I have a model, that uses gradient checkpointing and ddp. It works fine, when I train it on a single gpu. It also works fine if I turn off checkpointing. However with multiple GPUs loss initially looks innocent, but then suddenly becomes NaN:

	checkpointing	no checkpointing
gpus = 1	works	works
gpus = 4	fails	works

The only part of the model that uses checkpointing is:

class MergeLayer(nn.Module):
        ...

    def apply_forward(self, inputs):
        x = torch.cat(inputs, 1)
        assert x.size(1) == self.in_channels
        x = F.leaky_relu(x)
        x = self.conv(x)
        x = F.leaky_relu(x)
        assert x.size(1) == self.out_channels
        return x

    def _apply_forward_splat(self, *inputs):
        # checkpointing does not like to consume list
        return self.apply_forward(inputs)


    def forward(self, inputs):
        assert total_channels(inputs) == self.in_channels
        if self.save_memory and any_requires_grad(inputs):
            x = checkpoint(self._apply_forward_splat, *inputs)
        else:
            x = self.apply_forward(inputs)
        assert x.size(1) == self.out_channels
        return x

Any ideas?

jirka · November 20, 2020, 11:27am

Hi, I am quite suspicious of what the checkpoint(...) does, mind share a full example to reproduce? Eventually, maybe open an issue on PL and link it here…

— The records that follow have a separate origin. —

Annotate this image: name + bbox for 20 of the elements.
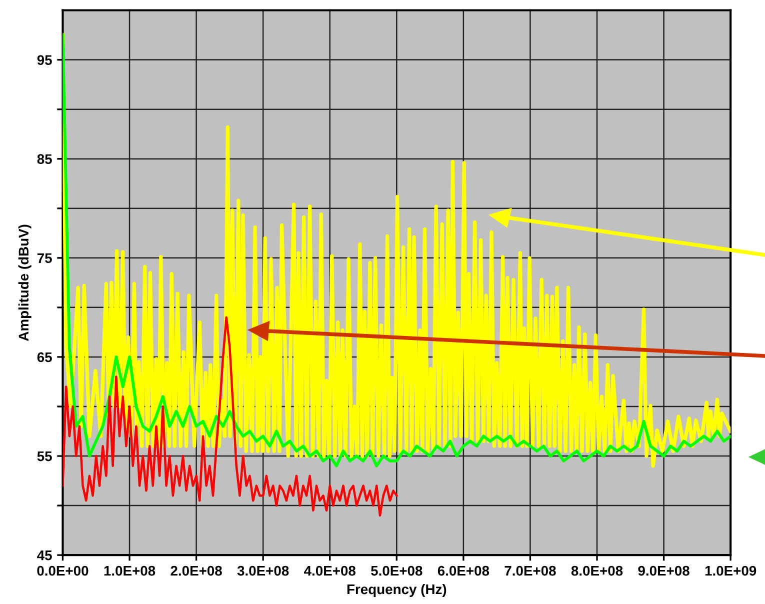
- x-tick-label: 8.0E+08: [571, 566, 623, 576]
- x-tick-label: 1.0E+08: [104, 566, 156, 576]
- x-tick-label: 5.0E+08: [371, 566, 422, 576]
- y-tick-label: 95: [37, 55, 52, 65]
- y-tick-label: 75: [37, 253, 52, 264]
- x-axis-title: Frequency (Hz): [347, 584, 446, 597]
- x-tick-label: 7.0E+08: [504, 566, 556, 576]
- y-tick-label: 65: [37, 352, 52, 362]
- x-tick-label: 3.0E+08: [237, 566, 289, 576]
- y-tick-label: 85: [37, 154, 52, 164]
- x-tick-label: 6.0E+08: [438, 566, 490, 576]
- x-tick-label: 4.0E+08: [304, 566, 356, 576]
- x-tick-label: 1.0E+09: [705, 566, 756, 576]
- y-axis-title: Amplitude (dBuV): [18, 224, 32, 341]
- x-tick-label: 2.0E+08: [170, 566, 222, 576]
- y-tick-label: 45: [37, 550, 52, 560]
- x-tick-label: 9.0E+08: [638, 566, 690, 576]
- x-tick-label: 0.0E+00: [37, 566, 88, 576]
- line-series: [62, 316, 398, 517]
- y-tick-label: 55: [37, 451, 52, 462]
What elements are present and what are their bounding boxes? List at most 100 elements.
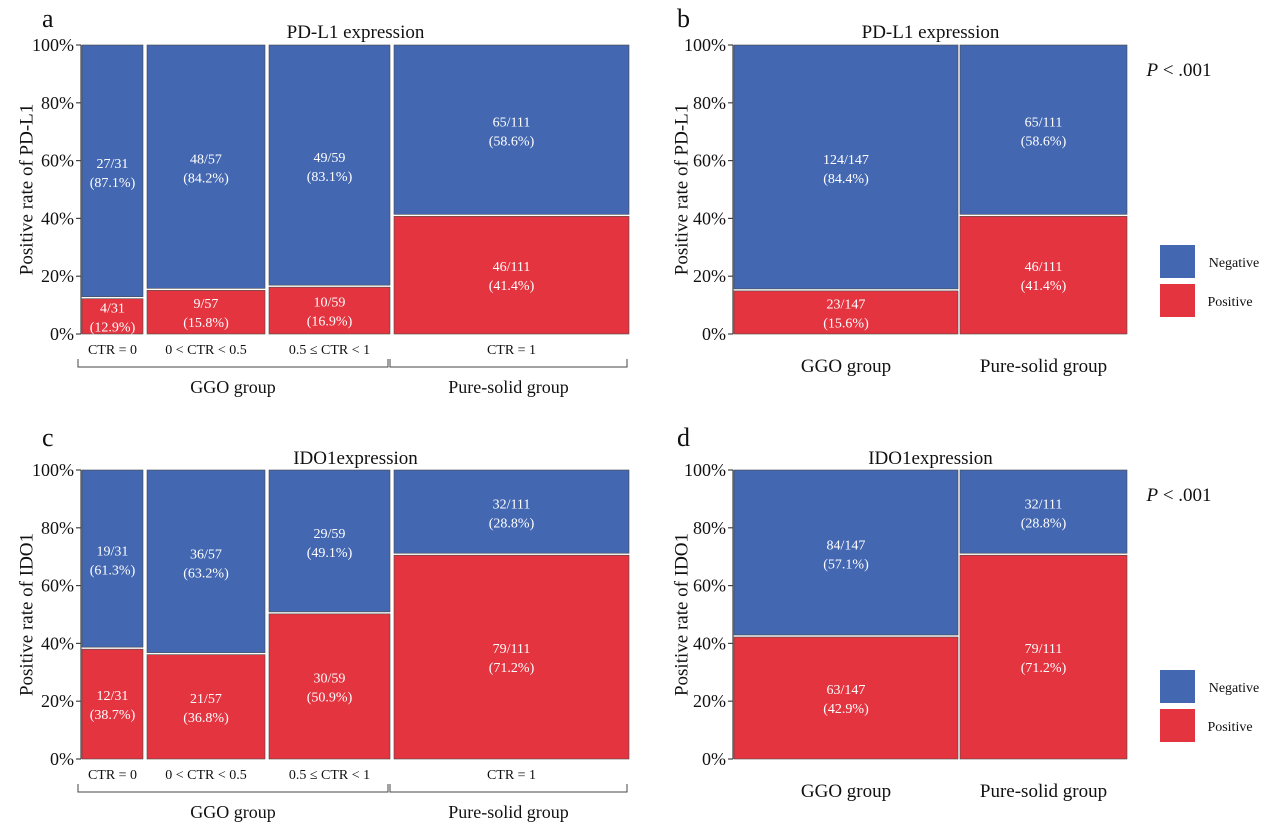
data-label-negative-count: 32/111 — [493, 498, 531, 513]
group-label: GGO group — [190, 377, 276, 397]
chart-title: PD-L1 expression — [287, 22, 425, 43]
y-tick-label: 100% — [684, 35, 726, 55]
x-category-label: CTR = 0 — [88, 343, 137, 358]
y-tick-label: 80% — [693, 93, 726, 113]
y-tick-label: 20% — [693, 266, 726, 286]
data-label-positive-count: 4/31 — [100, 301, 125, 316]
legend-label-negative: Negative — [1209, 256, 1260, 271]
data-label-negative-count: 27/31 — [97, 157, 129, 172]
data-label-negative-pct: (63.2%) — [183, 566, 229, 581]
legend-swatch-negative — [1160, 245, 1195, 278]
tile-negative — [393, 469, 630, 554]
x-category-label: CTR = 0 — [88, 768, 137, 783]
y-tick-label: 20% — [693, 691, 726, 711]
tile-negative — [146, 469, 266, 653]
data-label-negative-count: 65/111 — [493, 116, 531, 131]
tile-positive — [81, 648, 144, 760]
chart-title: IDO1expression — [868, 448, 993, 469]
data-label-negative-count: 65/111 — [1025, 116, 1063, 131]
x-category-label: CTR = 1 — [487, 343, 536, 358]
panel-letter-b: b — [677, 4, 690, 33]
tile-negative — [81, 44, 144, 298]
x-category-label: Pure-solid group — [980, 356, 1107, 377]
x-category-label: GGO group — [801, 781, 891, 802]
data-label-positive-count: 21/57 — [190, 692, 222, 707]
tile-negative — [733, 44, 959, 290]
tile-positive — [146, 290, 266, 335]
data-label-positive-pct: (71.2%) — [1021, 661, 1067, 676]
tile-negative — [146, 44, 266, 289]
data-label-negative-pct: (61.3%) — [90, 564, 136, 579]
x-category-label: 0.5 ≤ CTR < 1 — [289, 343, 370, 358]
tile-negative — [268, 469, 391, 613]
chart-title: PD-L1 expression — [862, 22, 1000, 43]
p-value: P < .001 — [1145, 60, 1211, 81]
y-tick-label: 0% — [702, 324, 726, 344]
data-label-positive-count: 46/111 — [493, 260, 531, 275]
data-label-positive-pct: (12.9%) — [90, 320, 136, 335]
tile-positive — [393, 554, 630, 760]
y-tick-label: 80% — [693, 518, 726, 538]
y-tick-label: 100% — [32, 35, 74, 55]
y-tick-label: 40% — [693, 208, 726, 228]
tile-positive — [733, 636, 959, 760]
tile-positive — [81, 298, 144, 335]
panel-letter-a: a — [42, 4, 54, 33]
y-tick-label: 40% — [41, 208, 74, 228]
data-label-positive-count: 63/147 — [827, 683, 866, 698]
data-label-negative-count: 32/111 — [1025, 498, 1063, 513]
group-bracket — [77, 784, 389, 793]
y-tick-label: 60% — [41, 151, 74, 171]
p-value-text: < .001 — [1158, 60, 1211, 81]
data-label-negative-count: 124/147 — [823, 153, 869, 168]
group-bracket — [389, 784, 628, 793]
legend-label-negative: Negative — [1209, 681, 1260, 696]
tile-positive — [146, 654, 266, 760]
y-axis-label: Positive rate of PD-L1 — [16, 104, 37, 276]
data-label-positive-count: 79/111 — [493, 642, 531, 657]
data-label-negative-count: 36/57 — [190, 547, 222, 562]
legend-label-positive: Positive — [1207, 720, 1252, 735]
data-label-positive-pct: (15.6%) — [823, 316, 869, 331]
group-label: GGO group — [190, 802, 276, 822]
y-tick-label: 40% — [693, 633, 726, 653]
p-value-text: < .001 — [1158, 485, 1211, 506]
tile-positive — [393, 216, 630, 335]
data-label-positive-pct: (41.4%) — [1021, 279, 1067, 294]
legend-swatch-negative — [1160, 670, 1195, 703]
data-label-negative-count: 29/59 — [314, 527, 346, 542]
data-label-positive-count: 79/111 — [1025, 642, 1063, 657]
p-value-symbol: P — [1145, 60, 1158, 81]
data-label-negative-pct: (58.6%) — [1021, 135, 1067, 150]
y-tick-label: 100% — [684, 460, 726, 480]
data-label-negative-pct: (58.6%) — [489, 135, 535, 150]
y-tick-label: 80% — [41, 518, 74, 538]
data-label-negative-pct: (83.1%) — [307, 170, 353, 185]
x-category-label: Pure-solid group — [980, 781, 1107, 802]
group-label: Pure-solid group — [448, 802, 569, 822]
y-tick-label: 100% — [32, 460, 74, 480]
tile-negative — [268, 44, 391, 286]
y-tick-label: 80% — [41, 93, 74, 113]
data-label-positive-pct: (36.8%) — [183, 711, 229, 726]
data-label-positive-count: 46/111 — [1025, 260, 1063, 275]
data-label-negative-count: 19/31 — [97, 545, 129, 560]
data-label-positive-pct: (42.9%) — [823, 702, 869, 717]
data-label-positive-pct: (15.8%) — [183, 316, 229, 331]
data-label-negative-pct: (28.8%) — [1021, 517, 1067, 532]
legend-swatch-positive — [1160, 709, 1195, 742]
panel-letter-d: d — [677, 423, 690, 452]
tile-negative — [959, 44, 1128, 215]
data-label-positive-pct: (38.7%) — [90, 708, 136, 723]
y-tick-label: 0% — [50, 749, 74, 769]
y-tick-label: 20% — [41, 691, 74, 711]
group-label: Pure-solid group — [448, 377, 569, 397]
y-tick-label: 40% — [41, 633, 74, 653]
y-tick-label: 60% — [693, 576, 726, 596]
data-label-negative-count: 48/57 — [190, 153, 222, 168]
data-label-negative-pct: (84.4%) — [823, 172, 869, 187]
tile-negative — [733, 469, 959, 636]
data-label-positive-count: 30/59 — [314, 671, 346, 686]
data-label-positive-pct: (50.9%) — [307, 690, 353, 705]
tile-positive — [268, 286, 391, 335]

jw3126 · November 20, 2020, 11:30am

I will try to reduce the example and then post it.

jw3126 · November 20, 2020, 1:57pm

jw3126 · November 20, 2020, 2:12pm

https://github.com/PyTorchLightning/pytorch-lightning/issues/4788

Po-Jen · April 20, 2021, 5:48pm

Hi @jw3126,

I’ve observed training freeze behavior when using DDP, gradient checkpointing and SyncBatchNorm. By following this solution: Training gets stuck when using SyncBN · Issue #105 · NVIDIA/apex · GitHub, the training won’t freeze but the loss after first iteration (sometimes after several iterations) becomes NaN.

I am wondering have you solved this issue? Or is there anything interesting you’ve discovered? Thanks!

jw3126 · April 23, 2021, 11:28am

Not really. My “solution” was to use a single v100 instead of 4 k40 gpus.

Po-Jen · April 23, 2021, 8:32pm

Got it, thanks for the response!

Daniel_Murnane · November 16, 2021, 3:43pm

For anyone stumbling on this, the issue is fixable in the Pytorch > =1.10 with the API call set_static_graph. To implement in PyLightning, one can do:

class CustomDDPPlugin(DDPPlugin):
    def configure_ddp(self):
        self.pre_configure_ddp()
        self._model = self._setup_model(LightningDistributedModule(self.model))
        self._register_ddp_hooks()
        self._model._set_static_graph() # THIS IS THE MAGIC LINE

Then call as usual

trainer = Trainer(gpus=4, strategy=CustomDDPPlugin())